Bottles looked uncomfortable, as well he might, for it was an incident in his own career; but her praise and enthusiasm sent a flush of pride into his face.
“I believe it was some fellow in the Basuto War,” he said, prevaricating with peculiar awkwardness.
“Oh, then it _is_ a true story?”
“Yes–that is, it is partially true. There was nothing heroic about it. It was a necessary act if our honour as fair opponents was to continue to be worth anything.”
“But who was the man?” she asked, fixing her dark eyes on him suspiciously.
“The man!” he stammered. “Oh, the man–well, in short—-” and he stopped.
“In short, _George_,” she put in, for the first time calling him by his Christian name, “that man was _you_, and I am so proud of you, George.”

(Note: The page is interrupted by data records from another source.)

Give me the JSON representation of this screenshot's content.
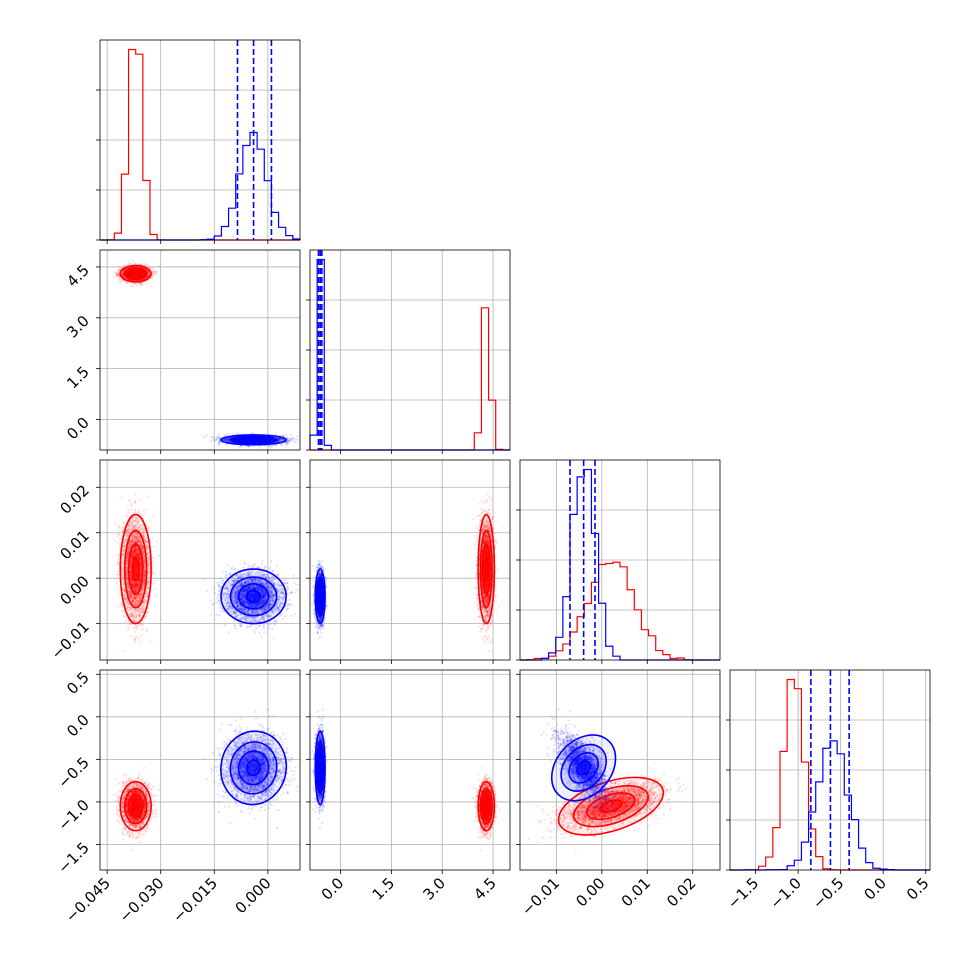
{
  "chart_data": {
    "type": "corner",
    "parameters": 4,
    "grid": true,
    "series": [
      {
        "color": "#ff0000",
        "samples": "red posterior"
      },
      {
        "color": "#0000ff",
        "samples": "blue posterior"
      }
    ],
    "colors": {
      "series_a": "#ff0000",
      "series_b": "#0000ff",
      "grid": "#b0b0b0"
    },
    "params": [
      {
        "range": [
          -0.047,
          0.009
        ],
        "ticks": [
          -0.045,
          -0.03,
          -0.015,
          0.0
        ],
        "tick_labels": [
          "−0.045",
          "−0.030",
          "−0.015",
          "0.000"
        ],
        "red": {
          "mean": -0.037,
          "sd": 0.0018
        },
        "blue": {
          "mean": -0.004,
          "sd": 0.0038
        },
        "blue_quantiles": [
          -0.0085,
          -0.004,
          0.001
        ]
      },
      {
        "range": [
          -0.9,
          5.0
        ],
        "ticks": [
          0.0,
          1.5,
          3.0,
          4.5
        ],
        "tick_labels": [
          "0.0",
          "1.5",
          "3.0",
          "4.5"
        ],
        "red": {
          "mean": 4.3,
          "sd": 0.1
        },
        "blue": {
          "mean": -0.6,
          "sd": 0.06
        },
        "blue_quantiles": [
          -0.65,
          -0.6,
          -0.55
        ]
      },
      {
        "range": [
          -0.018,
          0.026
        ],
        "ticks": [
          -0.01,
          0.0,
          0.01,
          0.02
        ],
        "tick_labels": [
          "−0.01",
          "0.00",
          "0.01",
          "0.02"
        ],
        "red": {
          "mean": 0.002,
          "sd": 0.005
        },
        "blue": {
          "mean": -0.004,
          "sd": 0.0025
        },
        "blue_quantiles": [
          -0.007,
          -0.004,
          -0.0015
        ]
      },
      {
        "range": [
          -1.8,
          0.55
        ],
        "ticks": [
          -1.5,
          -1.0,
          -0.5,
          0.0,
          0.5
        ],
        "tick_labels": [
          "−1.5",
          "−1.0",
          "−0.5",
          "0.0",
          "0.5"
        ],
        "red": {
          "mean": -1.05,
          "sd": 0.12
        },
        "blue": {
          "mean": -0.6,
          "sd": 0.18
        },
        "blue_quantiles": [
          -0.85,
          -0.62,
          -0.4
        ]
      }
    ],
    "correlations": {
      "red": {
        "2_3": -0.6
      },
      "blue": {
        "2_3": -0.7,
        "3_4": 0.0
      }
    }
  }
}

It was very hateful to him in a way, for he loathed that kind of personal adulation, even from her. He was so intensely modest he had never even reported the incident in question; it had come out in some roundabout way. Yet he could not but feel happy that she had found him out. It was a great deal to him to have moved her, and her sparkling eyes and heaving bosom showed that she was somewhat moved.
He looked up and his eyes caught hers; the room was nearly dark now, but the bright flame from the wood the servant had put on the fire played upon her face. His eyes caught hers, and there was a look in them from which he could not escape, even if he had wished to do so. She had thrown her head back so that the coronet of her glossy hair rested upon the back of her low seat, and thus, without strain, could look straight up into his face. He had risen, and was standing by the mantelpiece. A slow, sweet smile grew upon the perfect face, and the dark eyes became soft and luminous as though they shone through tears.
In another second it had ended, as she thought that it would end and had intended that it should end. The great strong man was down–yes, down on his knees before her, one trembling hand catching at the arm of her chair, and the other clasping her tapering fingers. There was no hesitation or awkwardness about him now, the greatness of his long-pent passion inspired him, and he told her all without let or stop–all that he had suffered for her sake throughout those lonely years, all his wretched hopelessness, keeping nothing back.
Much she did not understand; such a passion as this was too deep to be fathomed by her shallow lines, too soaring for her to net in her world-straitened imagination. Once or twice even his exalted notions made her smile: it seemed ridiculous, knowing the world as she did, that any man should think thus of _any_ woman. Nor, when at length he had finished, did she attempt an answer, feeling that her strength lay in silence, for she had a poor case. At least, the only argument that she used was a purely feminine one, but perfectly effective. She bent her beautiful face towards him, and he kissed it again and again.